Nick sighed. ‘It seems such a damn shame that they got pregnant and then she lost it.’
‘But at least we know she can get pregnant, which is a good starting point.’
Nick nodded and pushed a hand through his hair, the fingers parting it, leaving it rumpled. It was greying now, pepper and salt, but still thick, and her fingers itched to feel it, to thread through it as his had, to see if it still felt as soft and heavy as before…
She was going crazy. She had no business thinking things like that. She had to get on.
‘Just seems so tough, when the rest of the world seems to have babies at the drop of a hat.’
‘Well, you would know,’ she said, a touch bitterly, reminding herself of all the reasons why Nick was so very bad for her. ‘And at least if and when they have a child, it’ll know it was wanted.’

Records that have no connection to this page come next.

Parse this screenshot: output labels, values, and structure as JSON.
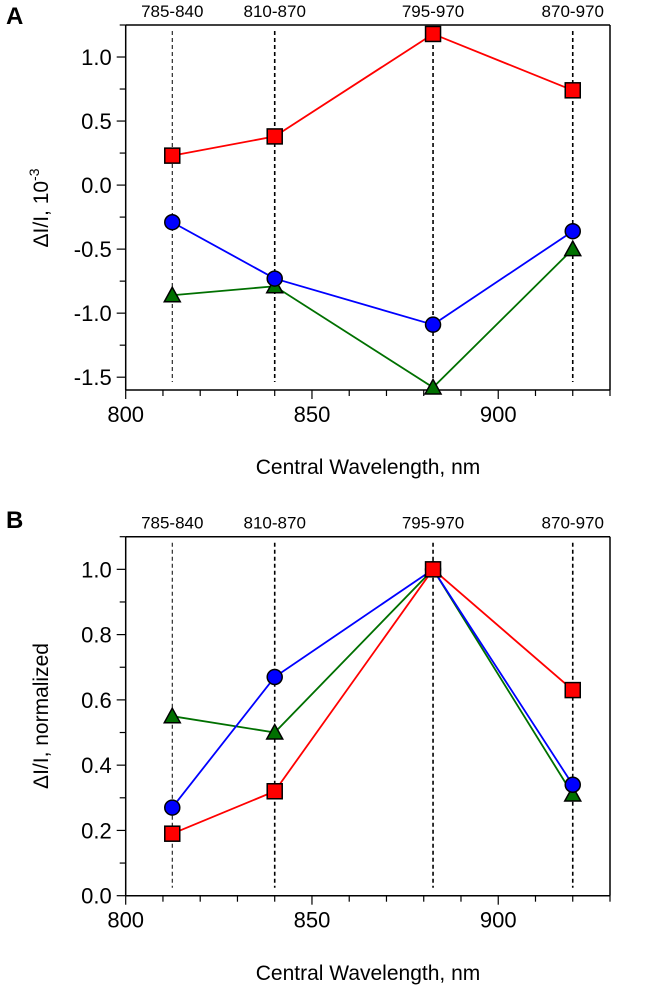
{
  "chart_data": [
    {
      "type": "line",
      "panel_label": "A",
      "xlabel": "Central Wavelength, nm",
      "ylabel": "ΔI/I, 10",
      "ylabel_exponent": "-3",
      "xlim": [
        800,
        930
      ],
      "ylim": [
        -1.6,
        1.25
      ],
      "xticks": [
        "800",
        "850",
        "900"
      ],
      "yticks": [
        "1.0",
        "0.5",
        "0.0",
        "-0.5",
        "-1.0",
        "-1.5"
      ],
      "band_labels": [
        "785-840",
        "810-870",
        "795-970",
        "870-970"
      ],
      "x": [
        812.5,
        840,
        882.5,
        920
      ],
      "grid": false,
      "series": [
        {
          "name": "red-squares",
          "color": "#ff0000",
          "marker": "square",
          "values": [
            0.23,
            0.38,
            1.18,
            0.74
          ]
        },
        {
          "name": "blue-circles",
          "color": "#0000ff",
          "marker": "circle",
          "values": [
            -0.29,
            -0.73,
            -1.09,
            -0.36
          ]
        },
        {
          "name": "green-triangles",
          "color": "#007000",
          "marker": "triangle",
          "values": [
            -0.86,
            -0.79,
            -1.58,
            -0.5
          ]
        }
      ]
    },
    {
      "type": "line",
      "panel_label": "B",
      "xlabel": "Central Wavelength, nm",
      "ylabel": "ΔI/I, normalized",
      "xlim": [
        800,
        930
      ],
      "ylim": [
        0,
        1.1
      ],
      "xticks": [
        "800",
        "850",
        "900"
      ],
      "yticks": [
        "0.0",
        "0.2",
        "0.4",
        "0.6",
        "0.8",
        "1.0"
      ],
      "band_labels": [
        "785-840",
        "810-870",
        "795-970",
        "870-970"
      ],
      "x": [
        812.5,
        840,
        882.5,
        920
      ],
      "grid": false,
      "series": [
        {
          "name": "red-squares",
          "color": "#ff0000",
          "marker": "square",
          "values": [
            0.19,
            0.32,
            1.0,
            0.63
          ]
        },
        {
          "name": "blue-circles",
          "color": "#0000ff",
          "marker": "circle",
          "values": [
            0.27,
            0.67,
            1.0,
            0.34
          ]
        },
        {
          "name": "green-triangles",
          "color": "#007000",
          "marker": "triangle",
          "values": [
            0.55,
            0.5,
            1.0,
            0.31
          ]
        }
      ]
    }
  ]
}
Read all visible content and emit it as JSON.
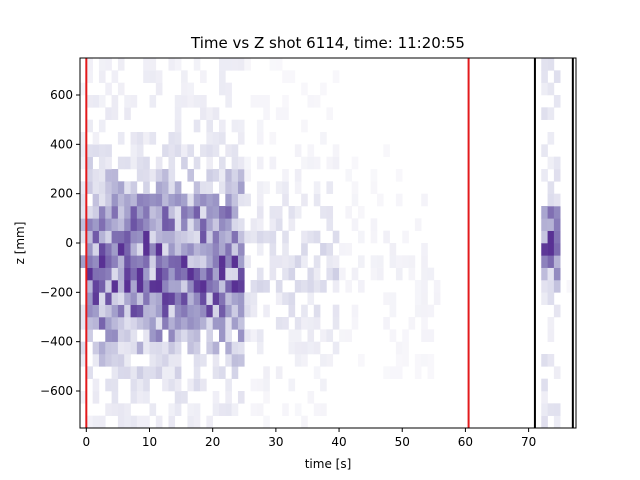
{
  "chart_data": {
    "type": "heatmap",
    "title": "Time vs Z shot 6114, time: 11:20:55",
    "xlabel": "time [s]",
    "ylabel": "z [mm]",
    "xlim": [
      -1.0,
      77.5
    ],
    "ylim": [
      -750,
      750
    ],
    "xticks": [
      0,
      10,
      20,
      30,
      40,
      50,
      60,
      70
    ],
    "yticks": [
      -600,
      -400,
      -200,
      0,
      200,
      400,
      600
    ],
    "colormap": "Purples",
    "bin_width_s": 1.0,
    "bin_height_mm": 50,
    "vlines": [
      {
        "x": 0,
        "color": "#e31a1c"
      },
      {
        "x": 60.5,
        "color": "#e31a1c"
      },
      {
        "x": 71,
        "color": "#000000"
      },
      {
        "x": 77,
        "color": "#000000"
      }
    ],
    "density_profile": {
      "description_time_bins": "activity high between 0 and 25 s, decaying to 55 s, near-empty 56-70 s, burst near 72-74 s",
      "peak_z_mm": -100,
      "burst_peak": {
        "x": 73.5,
        "z": 0
      }
    }
  }
}
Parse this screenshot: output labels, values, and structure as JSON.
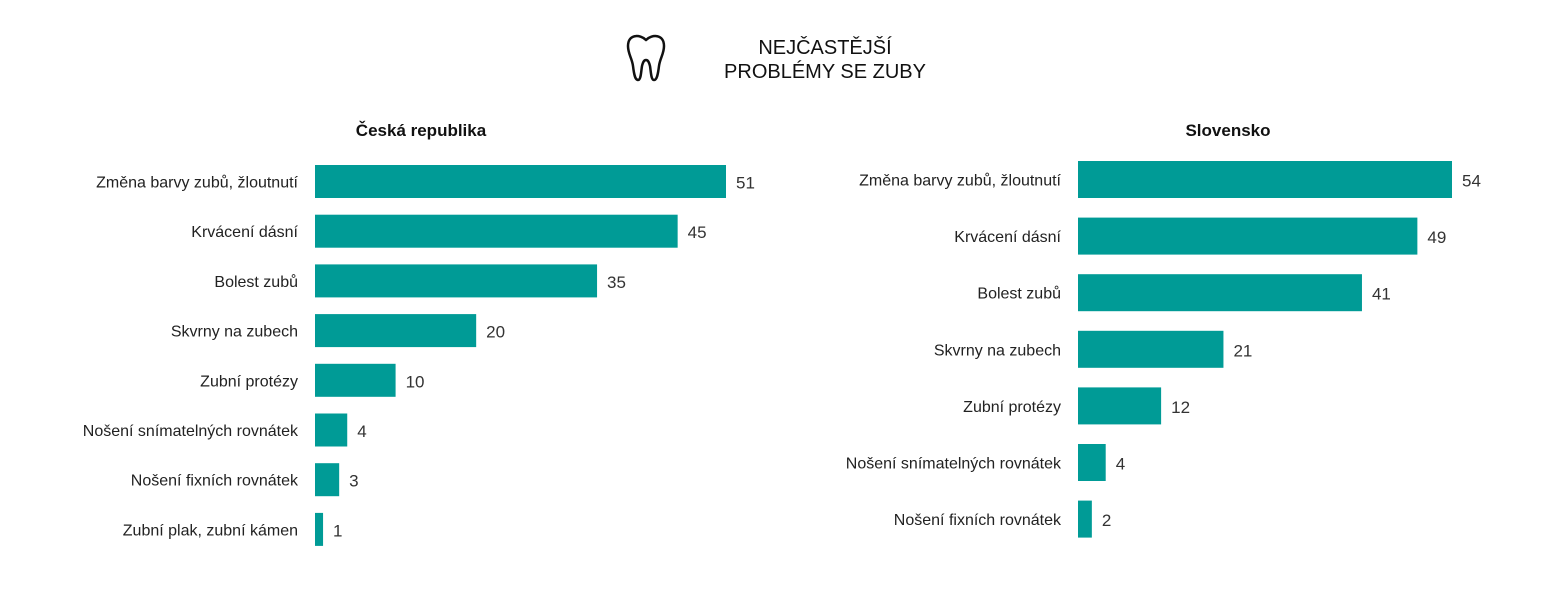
{
  "title": "NEJČASTĚJŠÍ\nPROBLÉMY SE ZUBY",
  "icon": "tooth-icon",
  "colors": {
    "bar": "#009B96",
    "text": "#222222"
  },
  "chart_data": [
    {
      "type": "bar",
      "orientation": "horizontal",
      "title": "Česká republika",
      "categories": [
        "Změna barvy zubů, žloutnutí",
        "Krvácení dásní",
        "Bolest zubů",
        "Skvrny na zubech",
        "Zubní protézy",
        "Nošení snímatelných rovnátek",
        "Nošení fixních rovnátek",
        "Zubní plak, zubní kámen"
      ],
      "values": [
        51,
        45,
        35,
        20,
        10,
        4,
        3,
        1
      ],
      "xlim": [
        0,
        51
      ],
      "grid": false,
      "legend": "none"
    },
    {
      "type": "bar",
      "orientation": "horizontal",
      "title": "Slovensko",
      "categories": [
        "Změna barvy zubů, žloutnutí",
        "Krvácení dásní",
        "Bolest zubů",
        "Skvrny na zubech",
        "Zubní protézy",
        "Nošení snímatelných rovnátek",
        "Nošení fixních rovnátek"
      ],
      "values": [
        54,
        49,
        41,
        21,
        12,
        4,
        2
      ],
      "xlim": [
        0,
        54
      ],
      "grid": false,
      "legend": "none"
    }
  ]
}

‘My children are wanted!’ he retorted.
‘All of them?’
He coloured and turned away, staring out of the window and stabbing his hand through his hair again. ‘We still don’t know—’
‘Yes, we do,’ she said with quiet emphasis. ‘James was sub-fertile. He’d had a test.’
Nick turned slowly and stared at her, his eyes carefully expressionless. ‘So—he really is mine?’
She felt her heart kick. ‘Yes, Nick. He really is. There’s no doubt at all. Jem is your son.’
The colour seemed to drain from his face, and for a moment he just stood there, rooted to the spot. Then he swallowed, dragged in a breath, straightened his shoulders. ‘Right. Um—got to get on.’
‘That’s it—run away.’
He stopped, paused, then started walking again, then paused once more with his hand on the doorhandle. ‘I’m not running, Kate,’ he said, defeat in his voice. ‘There’s no point. There’s nowhere to go.’
And, opening the door, he strode out into the waiting room and left her there.
‘Brodie, get out of the way! Come on. Stupid dog—what the hell are you doing?’
Brodie was tugging Mike’s trousers, trying to get him to play, but he wasn’t interested. He’d been clearing up fallen and dead timber all day, and he’d just found an old willow which had snapped halfway up the trunk but stayed attached, the top swinging down to make a ragged arch, but it was still hanging by a thick rope of twisted wood and bark, propped on a lower branch that had dug into the ground and broken its fall.
Under normal circumstances he’d get up the tree and cut it off at the trunk, but it was straddling the river, one end high in the air, the other, in a tangle of broken branches and twigs, sprawled across the ground on this side. There was no way to get to it without crossing the river, and he didn’t have time to keep driving backwards and forwards over the nearest bridge.
And Joe had the forklift with the long reach for bringing in the hay and silage bales, otherwise he could have used that. No, he’d just have to tackle it from this side.